At least one December-arrival cargo Russian ESPO light crude was sold at a discount of up to $6 per barrel compared to the benchmark price for Brent, four traders told the news outlet, implying a price of $68 a barrel.

And some January-loading cargoes were sold at a $4-per-barrel discount, the most since July, according to Reuters.

While China has said it won't abide by the price cap on Russian oil that the G7 and EU imposed, it could give Moscow's customers more bargaining power in oil deals, according to analysts from Rystad Energy in a recent note.

But for now, sources told Reuters that China-Russia oil traders were doing business as usual.

The steeper discounts are coming amid fears about Chinese demand as strict zero-COVID policies have curbed economic activity, though Beijing has signaled some loosening. Reuters also reported that Chinese refiners are seeing weaker margins.

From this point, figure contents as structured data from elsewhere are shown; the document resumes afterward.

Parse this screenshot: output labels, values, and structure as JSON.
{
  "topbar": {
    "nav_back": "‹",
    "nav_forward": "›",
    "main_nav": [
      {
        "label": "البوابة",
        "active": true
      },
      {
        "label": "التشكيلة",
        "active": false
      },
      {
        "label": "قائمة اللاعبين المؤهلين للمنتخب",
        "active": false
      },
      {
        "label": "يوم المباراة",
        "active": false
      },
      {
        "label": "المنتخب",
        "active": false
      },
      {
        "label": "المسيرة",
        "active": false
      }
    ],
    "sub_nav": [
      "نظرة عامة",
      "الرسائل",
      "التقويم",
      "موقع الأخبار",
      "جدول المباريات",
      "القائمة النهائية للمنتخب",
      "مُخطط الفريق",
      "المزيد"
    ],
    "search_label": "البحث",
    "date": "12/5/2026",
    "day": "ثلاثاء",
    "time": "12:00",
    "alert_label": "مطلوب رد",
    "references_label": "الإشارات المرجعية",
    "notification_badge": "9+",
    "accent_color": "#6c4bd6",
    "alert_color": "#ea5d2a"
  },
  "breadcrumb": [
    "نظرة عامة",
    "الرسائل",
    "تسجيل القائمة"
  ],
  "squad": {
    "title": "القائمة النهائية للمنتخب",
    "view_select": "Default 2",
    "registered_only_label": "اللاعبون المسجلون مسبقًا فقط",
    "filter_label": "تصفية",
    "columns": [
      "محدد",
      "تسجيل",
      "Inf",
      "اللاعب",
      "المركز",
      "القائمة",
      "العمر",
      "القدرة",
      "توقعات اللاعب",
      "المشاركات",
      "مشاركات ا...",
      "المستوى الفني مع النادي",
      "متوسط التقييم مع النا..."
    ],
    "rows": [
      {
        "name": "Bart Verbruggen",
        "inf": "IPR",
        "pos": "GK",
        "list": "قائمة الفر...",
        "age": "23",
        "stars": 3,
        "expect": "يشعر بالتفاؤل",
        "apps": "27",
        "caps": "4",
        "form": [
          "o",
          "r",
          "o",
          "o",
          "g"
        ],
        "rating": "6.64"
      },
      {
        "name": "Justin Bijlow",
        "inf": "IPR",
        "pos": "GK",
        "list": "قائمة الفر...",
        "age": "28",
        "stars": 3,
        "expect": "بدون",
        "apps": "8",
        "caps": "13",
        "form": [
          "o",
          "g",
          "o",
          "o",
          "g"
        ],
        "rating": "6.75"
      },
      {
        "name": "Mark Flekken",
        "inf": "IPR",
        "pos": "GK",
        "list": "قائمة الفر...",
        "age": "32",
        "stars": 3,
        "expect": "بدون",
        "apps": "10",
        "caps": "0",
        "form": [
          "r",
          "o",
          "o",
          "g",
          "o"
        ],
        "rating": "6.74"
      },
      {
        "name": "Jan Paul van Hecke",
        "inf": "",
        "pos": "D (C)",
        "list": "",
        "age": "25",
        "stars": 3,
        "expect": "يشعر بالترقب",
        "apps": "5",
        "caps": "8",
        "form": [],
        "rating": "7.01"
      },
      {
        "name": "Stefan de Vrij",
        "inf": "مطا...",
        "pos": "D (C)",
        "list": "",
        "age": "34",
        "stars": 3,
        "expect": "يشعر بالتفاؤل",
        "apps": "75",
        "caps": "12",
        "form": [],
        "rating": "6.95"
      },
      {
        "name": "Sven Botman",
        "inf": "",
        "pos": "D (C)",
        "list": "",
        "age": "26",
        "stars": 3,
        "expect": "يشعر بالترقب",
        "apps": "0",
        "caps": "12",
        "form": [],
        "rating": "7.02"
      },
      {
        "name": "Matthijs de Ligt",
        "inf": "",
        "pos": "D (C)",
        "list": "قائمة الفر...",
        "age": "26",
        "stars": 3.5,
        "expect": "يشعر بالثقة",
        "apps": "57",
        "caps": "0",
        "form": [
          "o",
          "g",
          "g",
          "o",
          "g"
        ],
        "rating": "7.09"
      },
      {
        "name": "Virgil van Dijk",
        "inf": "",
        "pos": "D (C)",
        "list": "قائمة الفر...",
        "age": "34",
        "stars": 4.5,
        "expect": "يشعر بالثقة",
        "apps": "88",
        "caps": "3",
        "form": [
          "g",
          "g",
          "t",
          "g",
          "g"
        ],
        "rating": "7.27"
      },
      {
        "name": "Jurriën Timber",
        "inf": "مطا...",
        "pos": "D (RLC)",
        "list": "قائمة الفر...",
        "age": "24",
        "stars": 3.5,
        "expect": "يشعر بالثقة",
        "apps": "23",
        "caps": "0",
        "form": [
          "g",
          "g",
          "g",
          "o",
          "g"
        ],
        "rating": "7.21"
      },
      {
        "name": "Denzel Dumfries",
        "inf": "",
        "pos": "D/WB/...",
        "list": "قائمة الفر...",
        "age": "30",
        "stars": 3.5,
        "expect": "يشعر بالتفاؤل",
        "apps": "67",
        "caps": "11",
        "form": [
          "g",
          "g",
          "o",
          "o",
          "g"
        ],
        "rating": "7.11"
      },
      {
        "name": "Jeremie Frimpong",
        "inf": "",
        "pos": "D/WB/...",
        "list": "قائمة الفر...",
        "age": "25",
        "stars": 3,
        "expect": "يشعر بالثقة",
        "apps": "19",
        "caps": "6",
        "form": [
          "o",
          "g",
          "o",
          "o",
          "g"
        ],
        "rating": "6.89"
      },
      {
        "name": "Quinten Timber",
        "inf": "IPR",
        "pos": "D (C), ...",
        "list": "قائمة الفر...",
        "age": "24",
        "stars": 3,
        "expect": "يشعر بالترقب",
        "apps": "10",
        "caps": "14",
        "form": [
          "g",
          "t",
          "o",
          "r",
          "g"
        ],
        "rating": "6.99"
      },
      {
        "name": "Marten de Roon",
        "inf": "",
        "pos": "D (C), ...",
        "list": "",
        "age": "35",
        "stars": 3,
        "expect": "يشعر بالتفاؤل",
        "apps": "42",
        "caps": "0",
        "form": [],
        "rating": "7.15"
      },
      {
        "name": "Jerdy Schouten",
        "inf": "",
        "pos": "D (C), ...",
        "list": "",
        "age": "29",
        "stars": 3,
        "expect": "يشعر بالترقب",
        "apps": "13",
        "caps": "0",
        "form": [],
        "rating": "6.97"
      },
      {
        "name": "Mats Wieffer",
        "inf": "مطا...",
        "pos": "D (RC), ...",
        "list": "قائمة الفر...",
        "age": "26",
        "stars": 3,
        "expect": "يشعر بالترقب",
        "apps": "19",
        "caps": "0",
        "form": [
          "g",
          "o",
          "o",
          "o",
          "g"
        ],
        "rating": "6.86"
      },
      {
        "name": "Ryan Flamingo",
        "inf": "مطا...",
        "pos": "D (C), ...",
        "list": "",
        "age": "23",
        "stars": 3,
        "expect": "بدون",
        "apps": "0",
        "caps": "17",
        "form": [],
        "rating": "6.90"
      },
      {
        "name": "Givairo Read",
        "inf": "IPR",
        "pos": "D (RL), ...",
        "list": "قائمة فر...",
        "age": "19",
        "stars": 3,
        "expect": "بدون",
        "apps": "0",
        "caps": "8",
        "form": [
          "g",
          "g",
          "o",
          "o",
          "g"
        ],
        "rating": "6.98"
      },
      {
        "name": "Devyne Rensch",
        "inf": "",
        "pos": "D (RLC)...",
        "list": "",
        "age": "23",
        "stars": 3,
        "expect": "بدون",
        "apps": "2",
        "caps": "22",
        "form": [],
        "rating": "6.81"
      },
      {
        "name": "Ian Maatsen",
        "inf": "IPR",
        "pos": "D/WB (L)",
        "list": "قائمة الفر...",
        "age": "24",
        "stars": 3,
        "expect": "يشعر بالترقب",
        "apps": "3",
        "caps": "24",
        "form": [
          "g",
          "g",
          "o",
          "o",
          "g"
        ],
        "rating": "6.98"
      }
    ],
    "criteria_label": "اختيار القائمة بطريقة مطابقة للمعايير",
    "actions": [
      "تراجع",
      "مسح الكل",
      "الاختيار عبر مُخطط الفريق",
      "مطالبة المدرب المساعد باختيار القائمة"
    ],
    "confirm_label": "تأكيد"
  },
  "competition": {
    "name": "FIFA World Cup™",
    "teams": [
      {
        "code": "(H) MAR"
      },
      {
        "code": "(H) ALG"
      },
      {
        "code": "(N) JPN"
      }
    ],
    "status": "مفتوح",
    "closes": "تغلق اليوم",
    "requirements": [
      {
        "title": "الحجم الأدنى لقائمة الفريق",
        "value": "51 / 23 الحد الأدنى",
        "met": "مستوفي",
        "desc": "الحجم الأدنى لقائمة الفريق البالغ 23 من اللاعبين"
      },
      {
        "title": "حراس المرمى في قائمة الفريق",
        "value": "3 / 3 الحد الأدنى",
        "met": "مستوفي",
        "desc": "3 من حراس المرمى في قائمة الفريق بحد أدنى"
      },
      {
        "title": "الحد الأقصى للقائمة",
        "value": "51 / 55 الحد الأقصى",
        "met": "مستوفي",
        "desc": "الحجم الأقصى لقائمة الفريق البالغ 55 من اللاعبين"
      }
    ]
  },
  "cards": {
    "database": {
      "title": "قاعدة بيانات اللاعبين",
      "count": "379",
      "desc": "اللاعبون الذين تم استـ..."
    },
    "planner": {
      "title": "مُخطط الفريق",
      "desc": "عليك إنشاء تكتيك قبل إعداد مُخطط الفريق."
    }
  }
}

"They don't really care about the price cap. All they do is crunch the numbers to see if the delivered prices make good profit or not," one executive at a refinery told the news outlet.

Russia has rejected the price cap and threatened to retaliate against the measure, such as by slashing its crude supplies to participating countries, implementing a price floor, or enforcing maximum discounts on its crude.

But Vanda Insights has said the cap is unlikely to make a meaningful impact on Russia's profits.